Cisco to clash head on with HP in server move

Cisco has confirmed that it will be entering the server market placing it in direct competition with companies like HP, IBM and Dell.

Under the Unified Computing' banner, Cisco has now moved itself into a position against companies who have traditionally cornered the server market.

It has also collected partners among the likes of Intel, VMWare, EMC and Microsoft in what Cisco's chief executive John Chambers claimed was a game changing' move.

With new UCS B-Series blades, based on Intel Nehalem processors, Cisco will now directly compete with long-standing partners like HP and IBM.
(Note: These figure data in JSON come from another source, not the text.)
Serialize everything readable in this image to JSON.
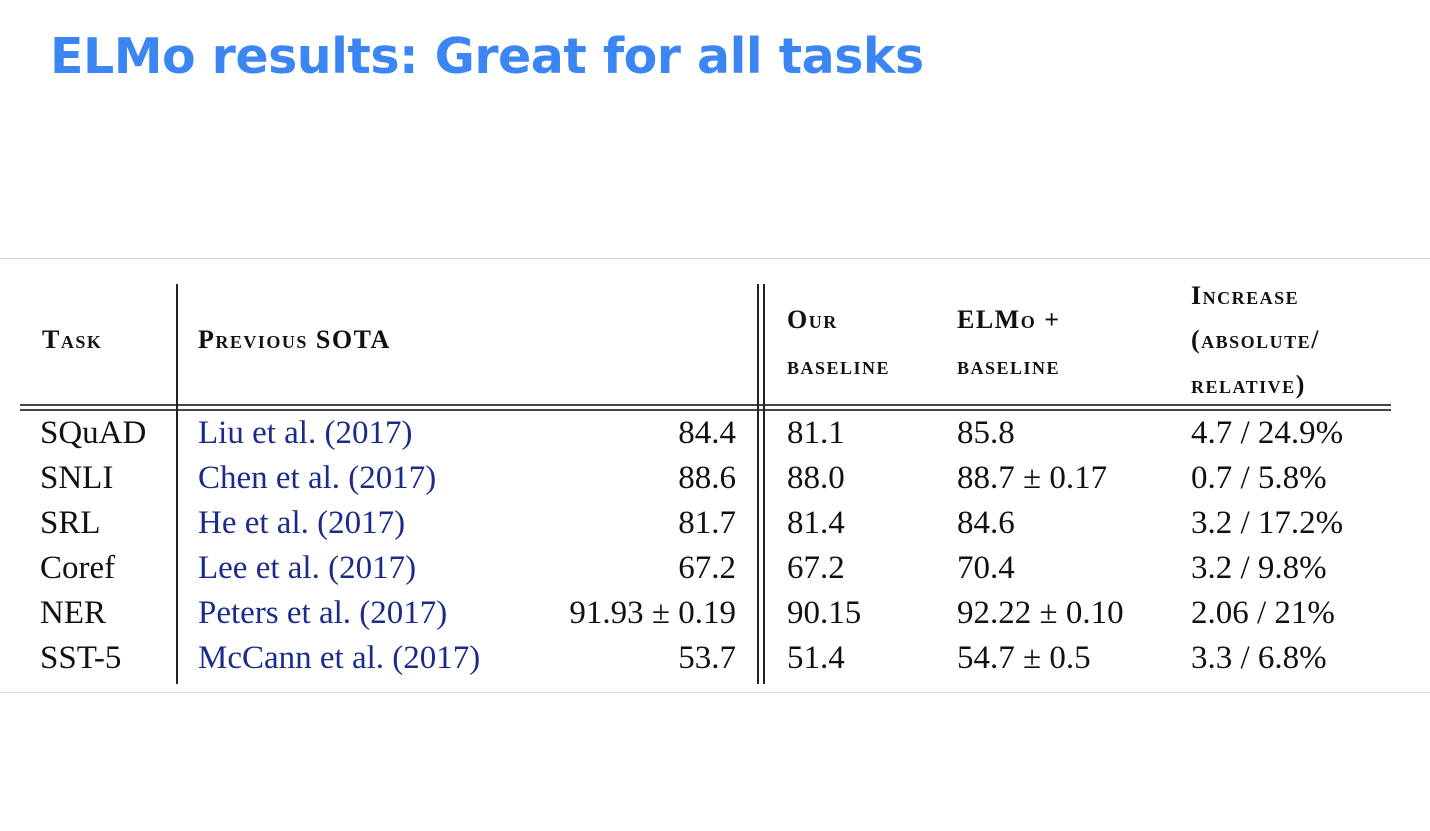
{
  "slide": {
    "title": "ELMo results: Great for all tasks"
  },
  "table": {
    "headers": {
      "task": "Task",
      "previous_sota": "Previous SOTA",
      "our_baseline": [
        "Our",
        "baseline"
      ],
      "elmo_baseline": [
        "ELMo +",
        "baseline"
      ],
      "increase": [
        "Increase",
        "(absolute/",
        "relative)"
      ]
    },
    "rows": [
      {
        "task": "SQuAD",
        "ref": "Liu et al. (2017)",
        "sota": "84.4",
        "baseline": "81.1",
        "elmo": "85.8",
        "increase": "4.7 / 24.9%"
      },
      {
        "task": "SNLI",
        "ref": "Chen et al. (2017)",
        "sota": "88.6",
        "baseline": "88.0",
        "elmo": "88.7 ± 0.17",
        "increase": "0.7 / 5.8%"
      },
      {
        "task": "SRL",
        "ref": "He et al. (2017)",
        "sota": "81.7",
        "baseline": "81.4",
        "elmo": "84.6",
        "increase": "3.2 / 17.2%"
      },
      {
        "task": "Coref",
        "ref": "Lee et al. (2017)",
        "sota": "67.2",
        "baseline": "67.2",
        "elmo": "70.4",
        "increase": "3.2 / 9.8%"
      },
      {
        "task": "NER",
        "ref": "Peters et al. (2017)",
        "sota": "91.93 ± 0.19",
        "baseline": "90.15",
        "elmo": "92.22 ± 0.10",
        "increase": "2.06 / 21%"
      },
      {
        "task": "SST-5",
        "ref": "McCann et al. (2017)",
        "sota": "53.7",
        "baseline": "51.4",
        "elmo": "54.7 ± 0.5",
        "increase": "3.3 / 6.8%"
      }
    ]
  }
}
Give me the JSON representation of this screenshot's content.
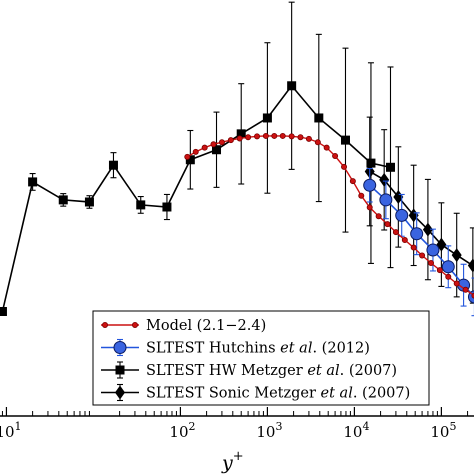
{
  "chart_data": {
    "type": "line",
    "title": "",
    "xlabel": "y",
    "xlabel_sup": "+",
    "ylabel": "",
    "xscale": "log",
    "xlim": [
      0.8,
      250000
    ],
    "ylim": [
      0,
      1
    ],
    "x_ticks": [
      {
        "value": 1,
        "base": "10",
        "exp": "1"
      },
      {
        "value": 100,
        "base": "10",
        "exp": "2"
      },
      {
        "value": 1000,
        "base": "10",
        "exp": "3"
      },
      {
        "value": 10000,
        "base": "10",
        "exp": "4"
      },
      {
        "value": 100000,
        "base": "10",
        "exp": "5"
      }
    ],
    "legend_position": "bottom-right",
    "grid": false,
    "series": [
      {
        "name": "Model (2.1–2.4)",
        "label_parts": [
          "Model (2.1−2.4)"
        ],
        "style": "model",
        "color": "#cc1111",
        "marker": "small-circle",
        "points": [
          {
            "x": 120,
            "y": 0.62
          },
          {
            "x": 150,
            "y": 0.632
          },
          {
            "x": 190,
            "y": 0.642
          },
          {
            "x": 240,
            "y": 0.65
          },
          {
            "x": 300,
            "y": 0.655
          },
          {
            "x": 380,
            "y": 0.66
          },
          {
            "x": 480,
            "y": 0.664
          },
          {
            "x": 600,
            "y": 0.667
          },
          {
            "x": 760,
            "y": 0.669
          },
          {
            "x": 960,
            "y": 0.67
          },
          {
            "x": 1200,
            "y": 0.67
          },
          {
            "x": 1500,
            "y": 0.67
          },
          {
            "x": 1900,
            "y": 0.669
          },
          {
            "x": 2400,
            "y": 0.667
          },
          {
            "x": 3000,
            "y": 0.663
          },
          {
            "x": 3800,
            "y": 0.655
          },
          {
            "x": 4800,
            "y": 0.642
          },
          {
            "x": 6000,
            "y": 0.622
          },
          {
            "x": 7600,
            "y": 0.596
          },
          {
            "x": 9600,
            "y": 0.562
          },
          {
            "x": 12000,
            "y": 0.527
          },
          {
            "x": 15000,
            "y": 0.499
          },
          {
            "x": 19000,
            "y": 0.478
          },
          {
            "x": 24000,
            "y": 0.459
          },
          {
            "x": 30000,
            "y": 0.44
          },
          {
            "x": 38000,
            "y": 0.421
          },
          {
            "x": 48000,
            "y": 0.403
          },
          {
            "x": 60000,
            "y": 0.384
          },
          {
            "x": 76000,
            "y": 0.366
          },
          {
            "x": 96000,
            "y": 0.349
          },
          {
            "x": 120000,
            "y": 0.333
          },
          {
            "x": 150000,
            "y": 0.317
          },
          {
            "x": 190000,
            "y": 0.302
          },
          {
            "x": 240000,
            "y": 0.288
          }
        ]
      },
      {
        "name": "SLTEST Hutchins et al. (2012)",
        "label_parts": [
          "SLTEST Hutchins ",
          "et al",
          ". (2012)"
        ],
        "style": "hutchins",
        "color": "#2255dd",
        "marker": "circle",
        "points": [
          {
            "x": 15000,
            "y": 0.552,
            "err": 0.04
          },
          {
            "x": 23000,
            "y": 0.517,
            "err": 0.045
          },
          {
            "x": 35000,
            "y": 0.48,
            "err": 0.05
          },
          {
            "x": 52000,
            "y": 0.436,
            "err": 0.05
          },
          {
            "x": 80000,
            "y": 0.397,
            "err": 0.05
          },
          {
            "x": 120000,
            "y": 0.357,
            "err": 0.05
          },
          {
            "x": 180000,
            "y": 0.313,
            "err": 0.05
          },
          {
            "x": 240000,
            "y": 0.285,
            "err": 0.045
          }
        ]
      },
      {
        "name": "SLTEST HW Metzger et al. (2007)",
        "label_parts": [
          "SLTEST HW Metzger ",
          "et al",
          ". (2007)"
        ],
        "style": "hw",
        "color": "#000000",
        "marker": "square",
        "points": [
          {
            "x": 0.9,
            "y": 0.25,
            "err": 0.0
          },
          {
            "x": 2,
            "y": 0.56,
            "err": 0.02
          },
          {
            "x": 4.5,
            "y": 0.517,
            "err": 0.015
          },
          {
            "x": 9,
            "y": 0.512,
            "err": 0.015
          },
          {
            "x": 17,
            "y": 0.6,
            "err": 0.03
          },
          {
            "x": 35,
            "y": 0.505,
            "err": 0.02
          },
          {
            "x": 70,
            "y": 0.5,
            "err": 0.03
          },
          {
            "x": 130,
            "y": 0.613,
            "err": 0.07
          },
          {
            "x": 260,
            "y": 0.637,
            "err": 0.09
          },
          {
            "x": 500,
            "y": 0.675,
            "err": 0.12
          },
          {
            "x": 1000,
            "y": 0.713,
            "err": 0.18
          },
          {
            "x": 1900,
            "y": 0.79,
            "err": 0.2
          },
          {
            "x": 3900,
            "y": 0.713,
            "err": 0.2
          },
          {
            "x": 7900,
            "y": 0.66,
            "err": 0.22
          },
          {
            "x": 15500,
            "y": 0.605,
            "err": 0.24
          },
          {
            "x": 26000,
            "y": 0.595,
            "err": 0.24
          }
        ]
      },
      {
        "name": "SLTEST Sonic Metzger et al. (2007)",
        "label_parts": [
          "SLTEST Sonic Metzger ",
          "et al",
          ". (2007)"
        ],
        "style": "sonic",
        "color": "#000000",
        "marker": "diamond",
        "points": [
          {
            "x": 15000,
            "y": 0.585,
            "err": 0.13
          },
          {
            "x": 22000,
            "y": 0.565,
            "err": 0.12
          },
          {
            "x": 32000,
            "y": 0.524,
            "err": 0.12
          },
          {
            "x": 48000,
            "y": 0.48,
            "err": 0.12
          },
          {
            "x": 70000,
            "y": 0.446,
            "err": 0.12
          },
          {
            "x": 100000,
            "y": 0.41,
            "err": 0.1
          },
          {
            "x": 150000,
            "y": 0.385,
            "err": 0.1
          },
          {
            "x": 230000,
            "y": 0.36,
            "err": 0.09
          }
        ]
      }
    ]
  }
}
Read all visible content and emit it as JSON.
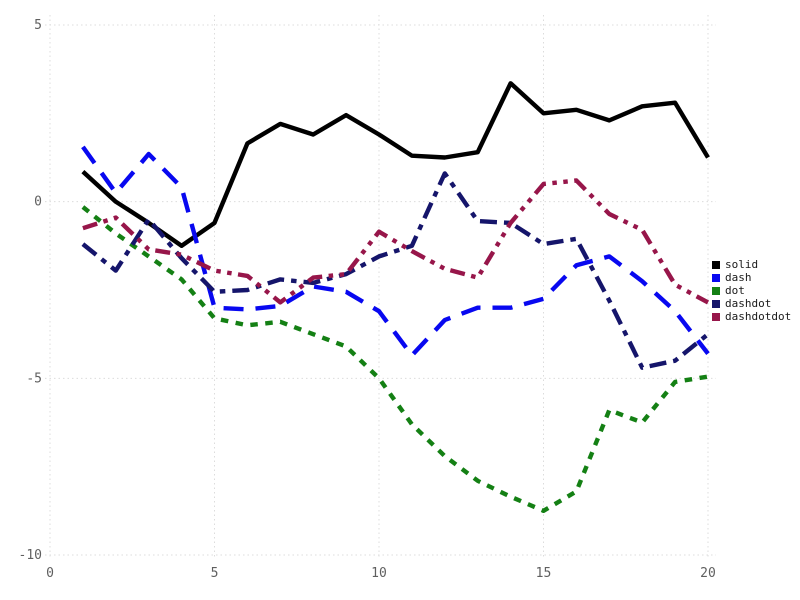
{
  "chart_data": {
    "type": "line",
    "title": "",
    "xlabel": "",
    "ylabel": "",
    "grid": "dotted",
    "legend_position": "right-middle",
    "xlim": [
      0,
      20
    ],
    "ylim": [
      -10,
      5
    ],
    "x_ticks": [
      0,
      5,
      10,
      15,
      20
    ],
    "y_ticks": [
      5,
      0,
      -5,
      -10
    ],
    "x": [
      1,
      2,
      3,
      4,
      5,
      6,
      7,
      8,
      9,
      10,
      11,
      12,
      13,
      14,
      15,
      16,
      17,
      18,
      19,
      20
    ],
    "series": [
      {
        "name": "solid",
        "color": "#000000",
        "linestyle": "solid",
        "values": [
          0.85,
          0.0,
          -0.6,
          -1.25,
          -0.6,
          1.65,
          2.2,
          1.9,
          2.45,
          1.9,
          1.3,
          1.25,
          1.4,
          3.35,
          2.5,
          2.6,
          2.3,
          2.7,
          2.8,
          1.25
        ]
      },
      {
        "name": "dash",
        "color": "#0808f0",
        "linestyle": "dash",
        "values": [
          1.55,
          0.25,
          1.35,
          0.4,
          -3.0,
          -3.05,
          -2.95,
          -2.4,
          -2.55,
          -3.1,
          -4.35,
          -3.35,
          -3.0,
          -3.0,
          -2.75,
          -1.8,
          -1.55,
          -2.25,
          -3.1,
          -4.3
        ]
      },
      {
        "name": "dot",
        "color": "#148014",
        "linestyle": "dot",
        "values": [
          -0.15,
          -0.9,
          -1.55,
          -2.2,
          -3.3,
          -3.5,
          -3.4,
          -3.75,
          -4.1,
          -5.0,
          -6.3,
          -7.2,
          -7.9,
          -8.35,
          -8.75,
          -8.2,
          -5.9,
          -6.25,
          -5.1,
          -4.95
        ]
      },
      {
        "name": "dashdot",
        "color": "#15156b",
        "linestyle": "dashdot",
        "values": [
          -1.2,
          -1.95,
          -0.5,
          -1.6,
          -2.55,
          -2.5,
          -2.2,
          -2.3,
          -2.05,
          -1.55,
          -1.25,
          0.8,
          -0.55,
          -0.6,
          -1.2,
          -1.05,
          -2.8,
          -4.7,
          -4.5,
          -3.75
        ]
      },
      {
        "name": "dashdotdot",
        "color": "#97164a",
        "linestyle": "dashdotdot",
        "values": [
          -0.75,
          -0.45,
          -1.35,
          -1.5,
          -1.95,
          -2.1,
          -2.85,
          -2.15,
          -2.05,
          -0.85,
          -1.4,
          -1.9,
          -2.15,
          -0.6,
          0.5,
          0.6,
          -0.35,
          -0.8,
          -2.35,
          -2.85
        ]
      }
    ]
  },
  "legend": {
    "items": [
      {
        "label": "solid",
        "color": "#000000"
      },
      {
        "label": "dash",
        "color": "#0808f0"
      },
      {
        "label": "dot",
        "color": "#148014"
      },
      {
        "label": "dashdot",
        "color": "#15156b"
      },
      {
        "label": "dashdotdot",
        "color": "#97164a"
      }
    ]
  },
  "style": {
    "grid_color": "#dcdcdc",
    "tick_color": "#5f5f5f",
    "background": "#ffffff"
  }
}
Philip Dawson, an analyst at Gartner, said he believed that the move was firmly targeted against HP, which was trying to make moves into networking with its ProCurve business.

"In the current climate, it's interesting how Cisco have entered the market. It will allow them to kick the tyres [of its competition] a little bit, and try and get successful," he said.

"When it gets a foundation and the market hopefully recovers, that allows it to have done the donkey work and take advantage."

Cisco said it would be unifying the data centre', which it says will integrate computer servers with the network as well as computing, storage access and virtualisation.

However, Dawson believed that although Cisco had an advantage with its network expertise, the Achilles' heel could be the fact it was so dependent on storage partners like EMC.

He said: "That is a lot of hardware dollars it is giving to third parties."

Douglas Gourlay, vice president of data centre solutions at Cisco, said that virtualisation was the main reason why it could now announce its move at this stage.

He said it made testing thousands of applications that was a barrier to opening up systems much less necessary, and made workloads portable, even across vendors.

Paul Maritz, chief executive of VMWare, agreed: "It will really accelerate the trend towards large scale virtualisation."

Gartner analyst Dawson said that Cisco's big focus toward virtualisation was a way to give its new offering a main focus, and that Cisco's move was both acknowledgement and support of its potential. It also explained Intel's role: "As Intel becomes more multi-core, virtualisation allows the badly written apps to work on the cores."

He also said that the endorsements by Microsoft and VMWare added value to Cisco's move.

When chief executive John Chambers was asked whether unified computing would disrupt' the market when it came companies like HP and IBM, which would now be major rivals, he would only say that the announcement was "game changing" and that the market was at a point where it needed "transition".